Tutte le notizie che arrivano da quel disgraziato paese dimostrano che la situazione in Siria è un pasticcio dei peggiori. In quel corpo ormai esanime si sommano e si incrociano tutte le follie, i calcoli, gli interessi del mondo. Orientarsi tra tutte le parti e le loro fazioni è un’impresa da esperti (nel nostro giornale, forse solo Jacqueline Rastrelli ci riuscirebbe). Andando all’essenziale, c’è un regime, quello di Assad, che non è disposto ad andarsene, e di fronte ci sono vari gruppi di oppositori e ribelli, non si capisce fino a che punto in sintonia tra loro. Poi ci sono gli attori esterni: Russia, Iran, Turchia, Israele, Stati Uniti, Francia (per fortuna l’Italia si è tenuta fuori da questo vespaio). E su tutto continua a profilarsi l’ombra del fondamentalismo islamico.

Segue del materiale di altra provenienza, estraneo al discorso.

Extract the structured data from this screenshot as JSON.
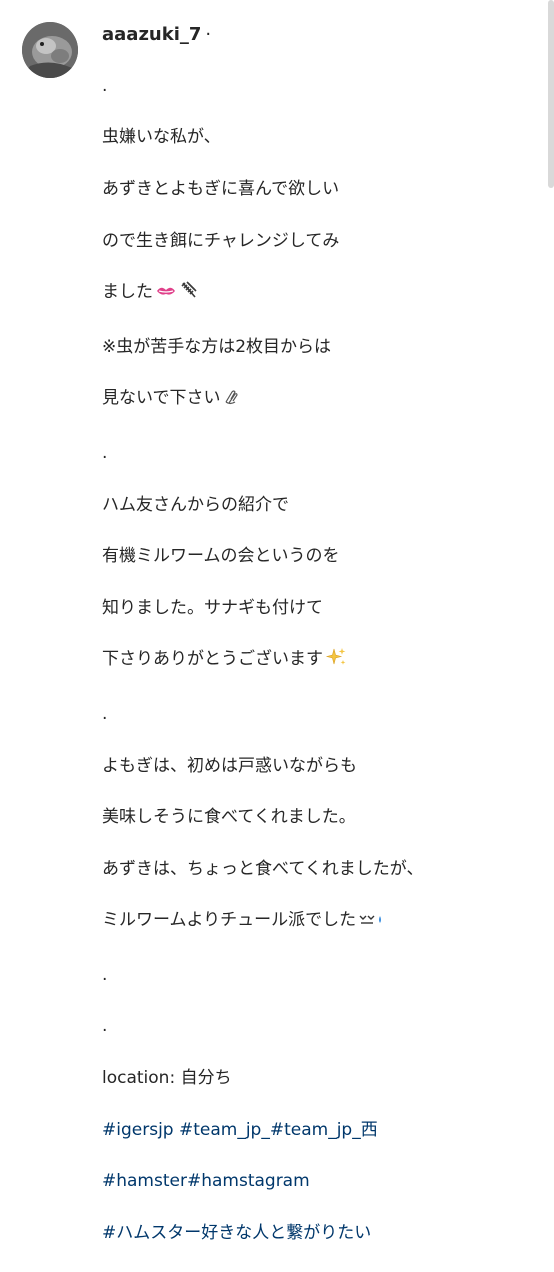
{
  "post": {
    "username": "aaazuki_7",
    "header_separator": "·",
    "caption_lines": [
      ".",
      "虫嫌いな私が、",
      "あずきとよもぎに喜んで欲しい",
      "ので生き餌にチャレンジしてみ",
      "ました",
      "※虫が苦手な方は2枚目からは",
      "見ないで下さい",
      ".",
      "ハム友さんからの紹介で",
      "有機ミルワームの会というのを",
      "知りました。サナギも付けて",
      "下さりありがとうございます",
      ".",
      "よもぎは、初めは戸惑いながらも",
      "美味しそうに食べてくれました。",
      "あずきは、ちょっと食べてくれましたが、",
      "ミルワームよりチュール派でした",
      ".",
      "."
    ],
    "location_line": "location: 自分ち",
    "hashtag_lines": [
      "#igersjp #team_jp_#team_jp_西",
      "#hamster#hamstagram",
      "#ハムスター好きな人と繋がりたい"
    ],
    "emojis": {
      "line_4": [
        "kiss-face-icon",
        "bug-icon"
      ],
      "line_6": "raised-hand-icon",
      "line_11": "sparkles-icon",
      "line_16": "sweat-smile-icon"
    }
  },
  "colors": {
    "text": "#262626",
    "hashtag": "#00376b",
    "scrollbar": "#d9d9d9"
  }
}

Giorni fa, Russia, Iran e Turchia si erano accordate, o parevano averlo fatto, attorno a due punti fondamentali: i Turchia accettano la permanenza di Assad, gli altri lasciano ad Ankara la mano libera per colpire i Curdi, il vero spettro per la Turchia. In parallelo (pareva), Trump preannunciava il ritiro delle truppe americane, anche se a data da definirsi. Ora, però, gli Stati Uniti e la Francia minacciano fuoco e fiamme in rappresaglia all’uso delle armi chimiche da parte del regime di Assad, e Israele colpisce le sue basi militari.

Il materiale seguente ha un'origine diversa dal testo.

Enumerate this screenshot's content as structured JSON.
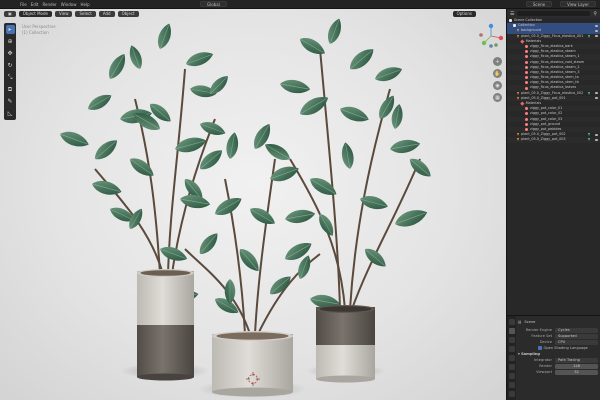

Da tempo penso e scrivo che l’Occidente in Siria ha sbagliato tutto, demonizzando Assad, che certo non è un fiorellino di democrazia e di umanità (ma quanti lo sono nel Medio Oriente?), senza capire che dietro i suoi oppositori c’era l’estremismo islamico. Questo tragico errore, dovuto a Parigi e a Washington, ha aperto le strada a una crescente influenza russa, che causa un serio problema all’Occidente e alla NATO e in buona parte determina l’ostinata presenza occidentale.

Credo che lo sbaglio iniziale sia stato di Obama e di Hollande, e in minor misura di David Cameron (che ha fatto da mosca cocchiera). Non voglio sembrare cinico (come si attribuisce spesso ai diplomatici), ma la politica estera non si fa coi sentimenti e meno ancora coi risentimenti, ma pesando bene gli interessi in gioco e guardando, se possibile, anche al di là delle contingenze.

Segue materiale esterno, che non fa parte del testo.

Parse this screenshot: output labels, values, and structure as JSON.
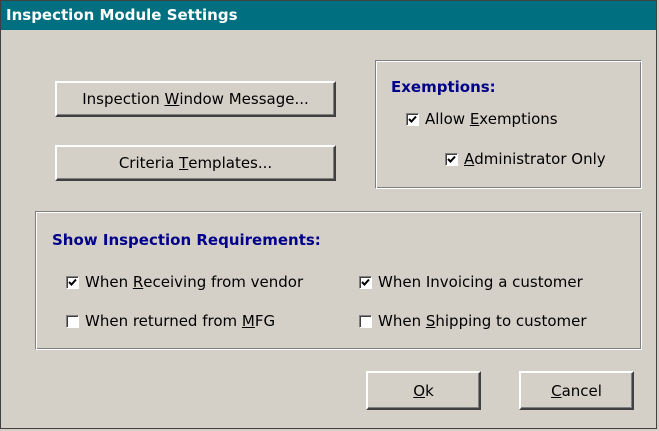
{
  "window": {
    "title": "Inspection Module Settings"
  },
  "buttons": {
    "inspection_window_message": {
      "pre": "Inspection ",
      "key": "W",
      "post": "indow Message..."
    },
    "criteria_templates": {
      "pre": "Criteria ",
      "key": "T",
      "post": "emplates..."
    },
    "ok": {
      "pre": "",
      "key": "O",
      "post": "k"
    },
    "cancel": {
      "pre": "",
      "key": "C",
      "post": "ancel"
    }
  },
  "exemptions": {
    "title": "Exemptions:",
    "allow": {
      "pre": "Allow ",
      "key": "E",
      "post": "xemptions",
      "checked": true
    },
    "admin_only": {
      "pre": "",
      "key": "A",
      "post": "dministrator Only",
      "checked": true
    }
  },
  "requirements": {
    "title": "Show Inspection Requirements:",
    "receiving": {
      "pre": "When ",
      "key": "R",
      "post": "eceiving from vendor",
      "checked": true
    },
    "invoicing": {
      "pre": "When Invoicing a customer",
      "key": "",
      "post": "",
      "checked": true
    },
    "returned": {
      "pre": "When returned from ",
      "key": "M",
      "post": "FG",
      "checked": false
    },
    "shipping": {
      "pre": "When ",
      "key": "S",
      "post": "hipping to customer",
      "checked": false
    }
  },
  "colors": {
    "titlebar": "#006f80",
    "group_title": "#00008b",
    "face": "#d4d0c8"
  },
  "icons": {
    "check": "checkmark-icon"
  }
}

Ho un ricordo personale di una visita condotta, alla fine degli anni Ottanta, ad Hafez Assad, padre dell’attuale leader siriano. Era un uomo complesso, intelligente, non sempre decifrabile, ma non era un nemico viscerale dell’Occidente, né certo lo era suo figlio, formatosi nella pacifica Svizzera. Durante la seconda Guerra del Golfo, schierò il suo paese a fianco della coalizione che combatteva Saddam Hussein. Il suo regime non ha mai attaccato militarmente Israele (non certo per bontà, ma per sano realismo). Ha, certo, coltivato amici poco raccomandabili, come l’Iran e l’Hezbollah, ma anche Trump ne ha. E non mi pare che la ferocia di Erdogan verso i Curdi e i suoi stessi oppositori interni abbia molto da invidiare a quella di Assad. Non sarà comunque l’interventismo di Netanyahu a semplificare i dati di un problema che si farà sempre più aggrovigliato, fintantoché una delle parti in gioco non si farà da parte (e penso proprio che non sarà Putin).